Экзамен сдан. Завтра и его фамилия появится под стеклом в списках принятых. На три года эти стены станут его приютом. Нужно хлопотать о стипендии. Нужно написать о своей удаче домой — товарищам. В экзаменационную залу впускали сразу по пять человек, и Степан с удивлением слушал ответы своих четырёх предшественников. Неужели и их примут в институт? Во всяком случае он был выше их на целую голову. Он показал себя достойным трёх лет работы без праздника и отдыха с той поры, когда им овладело желание учиться.

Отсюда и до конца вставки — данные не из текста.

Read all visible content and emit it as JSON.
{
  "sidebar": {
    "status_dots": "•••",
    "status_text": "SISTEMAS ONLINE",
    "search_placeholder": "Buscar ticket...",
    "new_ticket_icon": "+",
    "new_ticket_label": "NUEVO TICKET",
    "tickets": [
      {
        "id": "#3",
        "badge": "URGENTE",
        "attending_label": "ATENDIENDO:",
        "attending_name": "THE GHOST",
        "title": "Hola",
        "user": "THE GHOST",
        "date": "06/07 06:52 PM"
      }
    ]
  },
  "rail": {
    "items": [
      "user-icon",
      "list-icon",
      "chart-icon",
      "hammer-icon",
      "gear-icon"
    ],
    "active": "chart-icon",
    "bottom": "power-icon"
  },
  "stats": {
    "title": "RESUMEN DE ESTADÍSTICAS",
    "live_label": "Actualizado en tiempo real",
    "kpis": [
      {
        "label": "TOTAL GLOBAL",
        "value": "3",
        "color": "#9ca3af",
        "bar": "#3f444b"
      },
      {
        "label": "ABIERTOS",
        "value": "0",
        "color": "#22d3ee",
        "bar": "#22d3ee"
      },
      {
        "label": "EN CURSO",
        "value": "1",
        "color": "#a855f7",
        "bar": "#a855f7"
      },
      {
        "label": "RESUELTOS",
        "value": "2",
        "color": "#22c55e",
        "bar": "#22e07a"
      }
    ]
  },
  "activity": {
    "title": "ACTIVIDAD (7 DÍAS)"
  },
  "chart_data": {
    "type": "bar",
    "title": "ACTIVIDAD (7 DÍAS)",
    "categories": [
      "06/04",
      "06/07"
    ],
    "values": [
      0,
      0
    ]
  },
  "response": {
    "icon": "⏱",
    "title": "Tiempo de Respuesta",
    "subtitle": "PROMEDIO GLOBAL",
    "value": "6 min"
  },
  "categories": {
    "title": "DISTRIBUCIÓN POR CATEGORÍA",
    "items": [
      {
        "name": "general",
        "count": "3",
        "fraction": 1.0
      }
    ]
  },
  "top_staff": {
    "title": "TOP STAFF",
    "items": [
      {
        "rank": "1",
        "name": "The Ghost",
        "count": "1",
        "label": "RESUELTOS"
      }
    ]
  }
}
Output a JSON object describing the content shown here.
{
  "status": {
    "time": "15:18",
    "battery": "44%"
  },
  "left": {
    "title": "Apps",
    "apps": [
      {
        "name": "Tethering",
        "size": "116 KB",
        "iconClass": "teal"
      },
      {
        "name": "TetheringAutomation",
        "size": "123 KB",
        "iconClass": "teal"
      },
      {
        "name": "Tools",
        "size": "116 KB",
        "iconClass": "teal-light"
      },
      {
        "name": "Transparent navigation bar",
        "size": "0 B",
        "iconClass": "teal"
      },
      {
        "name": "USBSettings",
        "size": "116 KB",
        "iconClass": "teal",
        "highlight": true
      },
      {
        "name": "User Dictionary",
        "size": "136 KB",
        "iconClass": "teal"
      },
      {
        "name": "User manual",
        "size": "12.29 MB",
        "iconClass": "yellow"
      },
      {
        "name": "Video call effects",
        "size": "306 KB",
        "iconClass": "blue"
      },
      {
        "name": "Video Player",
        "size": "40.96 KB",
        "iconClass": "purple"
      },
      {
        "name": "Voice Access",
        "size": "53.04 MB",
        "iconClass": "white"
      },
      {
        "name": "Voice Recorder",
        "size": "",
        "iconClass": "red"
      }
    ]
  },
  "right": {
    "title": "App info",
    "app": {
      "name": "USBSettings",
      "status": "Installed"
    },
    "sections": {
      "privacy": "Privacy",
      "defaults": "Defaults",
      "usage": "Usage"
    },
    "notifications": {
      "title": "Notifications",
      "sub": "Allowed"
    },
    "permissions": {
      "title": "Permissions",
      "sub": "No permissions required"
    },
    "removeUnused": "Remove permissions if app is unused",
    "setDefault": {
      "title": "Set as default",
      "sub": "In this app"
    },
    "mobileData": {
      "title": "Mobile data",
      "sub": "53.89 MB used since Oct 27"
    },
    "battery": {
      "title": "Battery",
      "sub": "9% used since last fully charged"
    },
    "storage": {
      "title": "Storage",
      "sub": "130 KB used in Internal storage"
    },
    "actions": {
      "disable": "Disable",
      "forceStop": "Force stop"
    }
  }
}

Последние пуды заработанной муки и последние гроши отдавал он учителю или тратил на книги
Он ободрял себя всякими словами, старался размышлять о важнейших задачах, но не мог заглушить душевной боли и заполнить пустоту, которая образовалась в ней после того как экзамен сошёл с повестки дня. То, что он хорошо, блестяще сдал его, как-то разочаровало юношу. Конкретная цель достигнута, а впереди он видел бесконечный путь, не обозначенный столбами. Три года он работал, чтобы поступить в институт, три проработает в институте. А дальше? Благосостояние села, счастье людей — в конце-то концов чрезвычайно далёкая вещь, чтоб на неё можно было непосредственно направить свою силу. Он был могуч, но нуждался в точке опоры, чтоб поднять мир.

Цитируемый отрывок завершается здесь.